Sous-traitance (hors construction) : illustrations. Pour une illustration : CA Paris (pôle 5 ch. 11), 17 décembre 2021 : RG n° 19/16684 ; Cerclab n° 9325 (sous-traitance entre une société de prestations de services informatiques et un développeur individuel, le contrat incluant une formation par un organisme habilité ; absence de partenariat et absence au surplus de déséquilibre significatif, compte tenu de la réciprocité des obligations de sous-traitance et de formation en l'absence d'éléments établissant le caractère potestatif, automatique, ou la non négociabilité des clauses du contrat), sur appel de TGI Paris, 28 mars 2019 : RG n° 17/14589 ; Dnd.

Sous-traitance (hors construction) : clause compromissoire. Crée un déséquilibre significatif entre les droits et obligations des parties au contrat, et doit être déclarée non écrite, la clause compromissoire d’un contrat de sous-traitance, en ce qu’elle instaure une procédure complexe et coûteuse de règlement des litiges, puisque nécessitant pour chacun de désigner un arbitre et de recourir au juge d'appui en cas de difficultés, lequel n'était effectivement pas désigné au contrat, seul l'application de l'art. 1459 CPC, alors que le donneur d’ordre a une assise financière beaucoup plus importante que le sous-traitant (dont le chiffre d’affaires en 2018 a été de 5.620 €), et que, par ailleurs, la clause stipule que les arbitres devront rendre leur sentence dans un délai de 10 mois à compter du jour où le dernier arbitre aura accepté sa mission, délai qui peut être prorogé, soit un délai de 4 mois supérieur à celui fixé à l'art. 1463 CPC, délai qui, sans être illégal, a pour effet d'augmenter la durée de la procédure de règlement du litige, ce qui est préjudiciable à une entreprise de taille modeste qui se prévaut d'impayés. CA Amiens (ch. écon.), 10 mars 2022 : RG n° 21/04192 ; Cerclab n° 9451 (sous-traitance dans la sécurité privée), sur appel de T. com. Saint-Quentin, 23 juillet 2021 : Dnd.

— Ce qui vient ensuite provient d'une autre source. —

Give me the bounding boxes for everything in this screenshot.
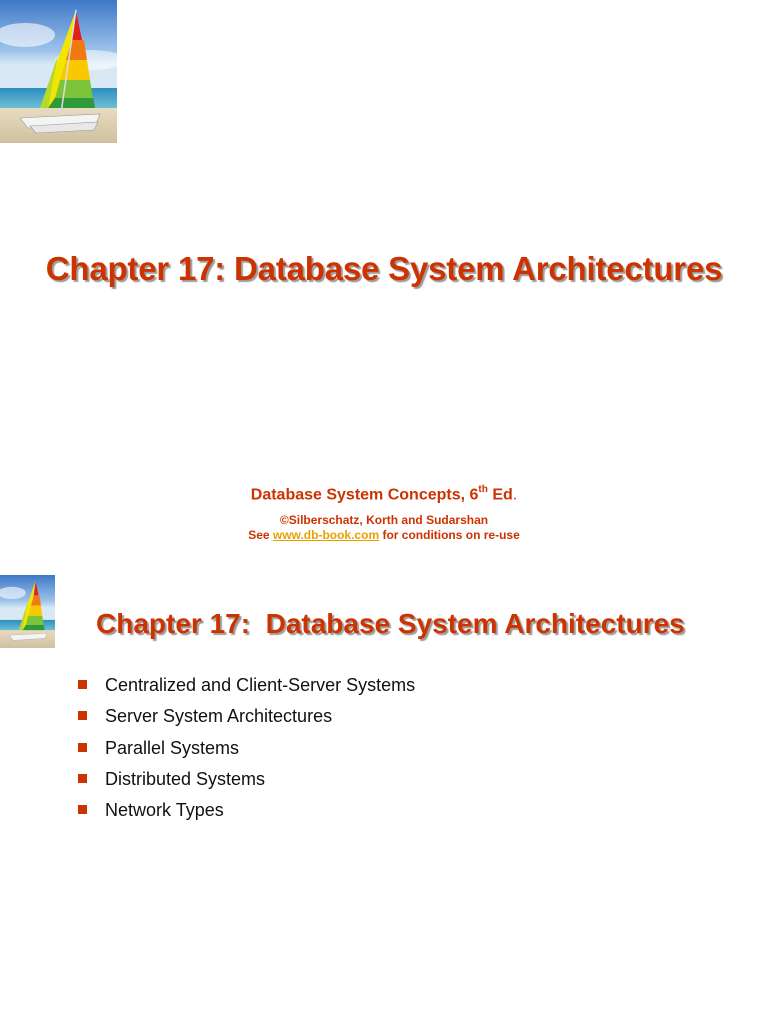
list-item: [78, 701, 415, 732]
reuse-prefix: See: [248, 528, 273, 542]
book-edition: [0, 485, 768, 504]
list-item: [78, 670, 415, 701]
list-item: [78, 795, 415, 826]
square-bullet-icon: [78, 805, 87, 814]
edition-text: Database System Concepts, 6: [250, 486, 479, 504]
reuse-suffix: for conditions on re-use: [379, 528, 520, 542]
list-item-label: Distributed Systems: [105, 769, 266, 790]
reuse-line: [0, 528, 768, 542]
slide-title: Chapter 17: Database System Architectures: [45, 250, 723, 287]
square-bullet-icon: [78, 743, 87, 752]
list-item-label: Network Types: [105, 800, 224, 821]
edition-ed: Ed: [487, 486, 513, 504]
square-bullet-icon: [78, 711, 87, 720]
db-book-link[interactable]: www.db-book.com: [272, 528, 380, 542]
topic-list: [78, 670, 415, 826]
list-item-label: Parallel Systems: [105, 737, 240, 758]
edition-period: .: [512, 486, 518, 504]
list-item-label: Centralized and Client-Server Systems: [105, 675, 416, 696]
sailboat-image: [0, 575, 55, 648]
list-item: [78, 764, 415, 795]
list-item-label: Server System Architectures: [105, 706, 333, 727]
sailboat-image: [0, 0, 117, 143]
list-item: [78, 733, 415, 764]
copyright-line: ©Silberschatz, Korth and Sudarshan: [279, 513, 489, 527]
outline-slide: [0, 570, 768, 1024]
edition-superscript: th: [478, 484, 488, 495]
square-bullet-icon: [78, 774, 87, 783]
slide-title: Chapter 17: Database System Architectures: [96, 608, 685, 639]
square-bullet-icon: [78, 680, 87, 689]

Traitement des déchets. Ne peuvent créer de déséquilibre significatif des clauses plus favorables que le régime légal, le contractant accordant un avantage financier exceptionnel à son cocontractant, alors qu’il n’y était pas tenu. CA Toulouse (1re ch. sect. 1), 14 mai 2025 : RG n° 22/04203 ; arrêt n° 25/191 ; Cerclab n° 23732 (contrat conclu entre un syndicat mixte de communes et un éco-organisme agréé pour la collecte et le traitement des déchets chimiques ménagers DDS, « déchets diffus spécifique » ; clause accordant notamment un versement pour la période située entre la fin de l’agrément et son renouvellement, pendant laquelle l’éco-organisme n’a pu procéder à la collecte, sans aucune obligation légale de le faire), infirmant sur ce point TJ Albi, 29 novembre 2022 : RG n° 20/00749 ; Dnd.